While I think Apple CEO Steve Jobs is letting his unhinged bully side out in public more than ever, American antitrust law doesn't care about his tantrums, it just cares that Apple may be "tying" -- an illegal technique of using power in one market to gain a monopoly in another. And that's just as illegal for Apple in 2010 as it was for Microsoft in the 1990s. Back then Microsoft was charged with using its monopoly in the desktop operating system market, as evidenced by Windows 95's dominant share, to force customers to adopt its Internet Explorer browser in lieu of competitors' such as Netscape's Navigator.
What might the U.S. use as the legal basis for a suit against Apple? According to Monday's New York Post, the Department of Justice and the Federal Trade Commission (FTC) are considering whether to file a suit against Apple for using its market leadership in smartphones (iPhone), online music (iTunes) and tablet computers (iPad) to prohibit application developers from using third-party tools, most notably Adobe's (ADBE) Flash video software, to create applications for the iPhone and iPad. Bloomberg News reports that Adobe prompted the U.S. to consider the charges against Apple.

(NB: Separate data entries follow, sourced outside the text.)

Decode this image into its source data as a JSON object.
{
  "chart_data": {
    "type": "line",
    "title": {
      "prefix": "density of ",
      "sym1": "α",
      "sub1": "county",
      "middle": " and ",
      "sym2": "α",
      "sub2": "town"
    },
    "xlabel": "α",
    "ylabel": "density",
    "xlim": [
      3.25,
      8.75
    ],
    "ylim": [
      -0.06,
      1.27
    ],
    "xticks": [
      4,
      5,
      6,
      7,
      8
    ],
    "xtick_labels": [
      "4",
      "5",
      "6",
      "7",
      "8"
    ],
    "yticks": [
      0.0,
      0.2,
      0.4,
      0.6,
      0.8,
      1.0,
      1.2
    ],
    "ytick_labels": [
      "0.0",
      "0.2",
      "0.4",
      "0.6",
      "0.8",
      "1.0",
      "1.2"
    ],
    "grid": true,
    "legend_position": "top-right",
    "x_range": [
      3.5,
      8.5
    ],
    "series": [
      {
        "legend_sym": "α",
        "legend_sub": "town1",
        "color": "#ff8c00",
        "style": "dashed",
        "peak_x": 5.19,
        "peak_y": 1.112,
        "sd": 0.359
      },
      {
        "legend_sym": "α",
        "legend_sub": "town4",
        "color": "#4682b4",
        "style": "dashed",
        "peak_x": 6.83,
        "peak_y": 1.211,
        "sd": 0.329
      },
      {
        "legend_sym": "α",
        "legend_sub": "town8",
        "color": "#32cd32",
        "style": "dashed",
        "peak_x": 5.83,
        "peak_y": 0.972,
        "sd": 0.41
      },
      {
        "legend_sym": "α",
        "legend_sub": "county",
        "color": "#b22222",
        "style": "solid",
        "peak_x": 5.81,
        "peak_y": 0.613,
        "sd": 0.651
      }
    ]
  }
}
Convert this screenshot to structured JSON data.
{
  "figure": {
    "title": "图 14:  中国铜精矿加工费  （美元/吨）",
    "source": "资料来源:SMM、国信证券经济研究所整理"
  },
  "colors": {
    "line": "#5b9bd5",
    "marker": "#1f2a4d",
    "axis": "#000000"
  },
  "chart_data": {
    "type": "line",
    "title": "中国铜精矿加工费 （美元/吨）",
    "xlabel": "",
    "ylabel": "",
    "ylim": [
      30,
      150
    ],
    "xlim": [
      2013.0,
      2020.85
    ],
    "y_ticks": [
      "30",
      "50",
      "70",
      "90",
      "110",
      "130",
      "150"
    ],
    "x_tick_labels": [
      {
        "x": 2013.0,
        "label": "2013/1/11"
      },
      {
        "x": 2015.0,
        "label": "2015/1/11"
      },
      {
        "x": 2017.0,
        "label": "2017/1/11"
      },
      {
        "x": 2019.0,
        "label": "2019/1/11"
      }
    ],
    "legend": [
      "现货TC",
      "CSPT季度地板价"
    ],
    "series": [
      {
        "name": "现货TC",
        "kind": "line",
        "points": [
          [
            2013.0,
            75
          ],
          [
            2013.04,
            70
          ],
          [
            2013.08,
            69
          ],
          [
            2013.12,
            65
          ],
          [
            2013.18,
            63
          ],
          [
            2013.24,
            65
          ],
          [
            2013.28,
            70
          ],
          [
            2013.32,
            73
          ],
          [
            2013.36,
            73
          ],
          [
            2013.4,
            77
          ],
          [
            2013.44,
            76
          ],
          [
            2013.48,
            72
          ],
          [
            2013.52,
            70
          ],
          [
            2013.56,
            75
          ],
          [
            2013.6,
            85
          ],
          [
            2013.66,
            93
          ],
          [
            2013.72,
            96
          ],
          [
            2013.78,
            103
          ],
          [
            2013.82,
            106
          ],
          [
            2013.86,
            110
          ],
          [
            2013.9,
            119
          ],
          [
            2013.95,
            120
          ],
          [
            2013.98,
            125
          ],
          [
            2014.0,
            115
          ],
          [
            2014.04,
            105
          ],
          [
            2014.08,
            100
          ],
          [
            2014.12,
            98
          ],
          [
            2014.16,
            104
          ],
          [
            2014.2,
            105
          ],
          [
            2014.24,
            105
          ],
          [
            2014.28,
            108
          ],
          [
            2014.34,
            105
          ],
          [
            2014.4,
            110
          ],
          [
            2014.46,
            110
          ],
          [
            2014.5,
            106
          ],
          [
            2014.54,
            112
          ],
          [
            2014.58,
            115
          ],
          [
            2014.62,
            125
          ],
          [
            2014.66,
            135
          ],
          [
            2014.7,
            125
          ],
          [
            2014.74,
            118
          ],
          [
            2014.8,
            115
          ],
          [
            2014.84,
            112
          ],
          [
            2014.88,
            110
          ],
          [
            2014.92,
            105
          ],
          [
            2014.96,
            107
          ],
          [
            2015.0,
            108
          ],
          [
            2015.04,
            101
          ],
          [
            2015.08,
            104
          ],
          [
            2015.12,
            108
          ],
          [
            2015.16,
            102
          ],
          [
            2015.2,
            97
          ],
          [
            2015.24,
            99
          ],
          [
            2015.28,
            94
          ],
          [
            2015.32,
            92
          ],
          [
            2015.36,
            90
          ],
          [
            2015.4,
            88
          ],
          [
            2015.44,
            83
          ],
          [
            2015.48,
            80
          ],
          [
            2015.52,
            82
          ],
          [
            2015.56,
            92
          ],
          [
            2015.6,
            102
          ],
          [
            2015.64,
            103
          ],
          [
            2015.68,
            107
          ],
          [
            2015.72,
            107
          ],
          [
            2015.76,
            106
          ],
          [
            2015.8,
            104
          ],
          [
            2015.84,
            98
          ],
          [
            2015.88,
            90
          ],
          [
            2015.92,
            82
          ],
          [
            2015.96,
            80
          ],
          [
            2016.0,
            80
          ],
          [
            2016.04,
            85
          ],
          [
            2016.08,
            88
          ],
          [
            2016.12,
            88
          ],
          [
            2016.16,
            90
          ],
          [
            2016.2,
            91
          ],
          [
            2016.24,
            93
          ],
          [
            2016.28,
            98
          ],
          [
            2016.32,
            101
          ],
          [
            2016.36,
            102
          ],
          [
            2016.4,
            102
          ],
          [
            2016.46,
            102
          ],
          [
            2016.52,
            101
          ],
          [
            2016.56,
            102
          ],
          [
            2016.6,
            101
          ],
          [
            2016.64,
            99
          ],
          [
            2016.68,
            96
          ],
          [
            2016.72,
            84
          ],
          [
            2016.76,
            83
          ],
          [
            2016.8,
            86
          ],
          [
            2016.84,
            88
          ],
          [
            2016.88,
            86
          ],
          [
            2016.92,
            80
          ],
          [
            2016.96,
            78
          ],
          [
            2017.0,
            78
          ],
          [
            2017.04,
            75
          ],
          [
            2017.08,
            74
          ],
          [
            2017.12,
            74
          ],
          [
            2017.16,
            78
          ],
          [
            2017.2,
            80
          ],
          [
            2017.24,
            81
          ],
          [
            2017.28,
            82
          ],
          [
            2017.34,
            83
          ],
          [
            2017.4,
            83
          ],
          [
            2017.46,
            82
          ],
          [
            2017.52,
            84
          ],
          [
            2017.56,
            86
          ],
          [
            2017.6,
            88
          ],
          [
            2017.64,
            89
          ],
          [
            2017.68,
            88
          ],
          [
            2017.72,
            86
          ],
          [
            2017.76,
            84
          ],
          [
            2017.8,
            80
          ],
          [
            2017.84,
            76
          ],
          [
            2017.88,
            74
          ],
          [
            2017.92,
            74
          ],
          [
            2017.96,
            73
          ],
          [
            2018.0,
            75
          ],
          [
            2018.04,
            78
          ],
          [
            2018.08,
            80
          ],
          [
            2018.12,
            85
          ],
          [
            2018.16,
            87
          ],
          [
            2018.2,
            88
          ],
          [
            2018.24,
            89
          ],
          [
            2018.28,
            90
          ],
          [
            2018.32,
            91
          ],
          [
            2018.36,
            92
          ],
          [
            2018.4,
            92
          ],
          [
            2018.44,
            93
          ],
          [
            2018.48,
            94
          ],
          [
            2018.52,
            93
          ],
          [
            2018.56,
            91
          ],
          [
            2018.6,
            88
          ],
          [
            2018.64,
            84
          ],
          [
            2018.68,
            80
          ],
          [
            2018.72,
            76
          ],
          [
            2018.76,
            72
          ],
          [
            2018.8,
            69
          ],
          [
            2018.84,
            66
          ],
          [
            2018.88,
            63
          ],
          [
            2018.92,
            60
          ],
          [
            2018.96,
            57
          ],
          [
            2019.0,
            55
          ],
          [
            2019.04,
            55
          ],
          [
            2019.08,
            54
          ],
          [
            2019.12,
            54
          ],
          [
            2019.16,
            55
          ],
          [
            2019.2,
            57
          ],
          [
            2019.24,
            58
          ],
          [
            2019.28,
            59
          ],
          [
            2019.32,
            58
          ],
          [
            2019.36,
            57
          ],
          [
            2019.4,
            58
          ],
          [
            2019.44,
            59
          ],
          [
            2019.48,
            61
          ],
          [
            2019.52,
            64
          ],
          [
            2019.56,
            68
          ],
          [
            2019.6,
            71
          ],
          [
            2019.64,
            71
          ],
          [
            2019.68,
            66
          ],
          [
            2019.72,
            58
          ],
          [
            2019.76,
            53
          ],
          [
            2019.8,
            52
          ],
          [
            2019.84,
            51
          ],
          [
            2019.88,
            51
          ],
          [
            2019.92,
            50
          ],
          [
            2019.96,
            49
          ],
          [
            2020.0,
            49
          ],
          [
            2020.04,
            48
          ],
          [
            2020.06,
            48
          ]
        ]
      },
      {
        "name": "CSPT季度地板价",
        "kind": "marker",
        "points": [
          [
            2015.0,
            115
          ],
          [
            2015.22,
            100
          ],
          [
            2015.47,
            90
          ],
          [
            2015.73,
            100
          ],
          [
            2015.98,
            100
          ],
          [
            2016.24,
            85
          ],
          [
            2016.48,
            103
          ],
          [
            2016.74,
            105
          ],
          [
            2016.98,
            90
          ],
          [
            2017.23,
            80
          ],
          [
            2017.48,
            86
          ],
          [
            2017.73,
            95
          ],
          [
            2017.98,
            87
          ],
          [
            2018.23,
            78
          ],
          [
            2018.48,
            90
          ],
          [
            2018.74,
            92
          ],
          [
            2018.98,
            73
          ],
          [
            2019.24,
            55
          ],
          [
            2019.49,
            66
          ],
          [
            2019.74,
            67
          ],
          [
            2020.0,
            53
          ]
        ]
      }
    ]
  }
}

Apple may head off this antitrust trouble by changing the language in its developer agreement. According to the The Wall Street Journal, Apple may end up rewriting its contract with developers, leaving just enough wiggle room with it to avoid a government investigation into its alleged tying.
Closing off the Apple Ecosystem
As my DailyFinance colleague Sam Gustin notes, Steve Jobs seems to be frantically trying to consolidate the company's market power. Sam speculates that Jobs might feel a heightened sense of urgency because he's afraid of Google (GOOG) and its efforts to break into the smartphone market and that he's such a control freak that he's turning Apple and its ecosystem into a closed system -- the likes of which could stifle innovation and threaten its long-term growth.
If an antitrust probe is underway, it wouldn't be the first time Apple got government scrutiny. According to the Journal, over a year ago, the Securities and Exchange Commission made an informal inquiry into Apple's failure to disclose Jobs's health problems in a timely and open manner. And in 2009, the FTC looked into whether sharing directors, such as Google CEO Eric Schmidt, violated antitrust laws. Schmidt resigned from Apple and is now a target of Jobs's fear.
If Apple, like Microsoft, is shown to be engaging in unbecoming anticompetitive behavior, at least Apple's products are a lot more elegant.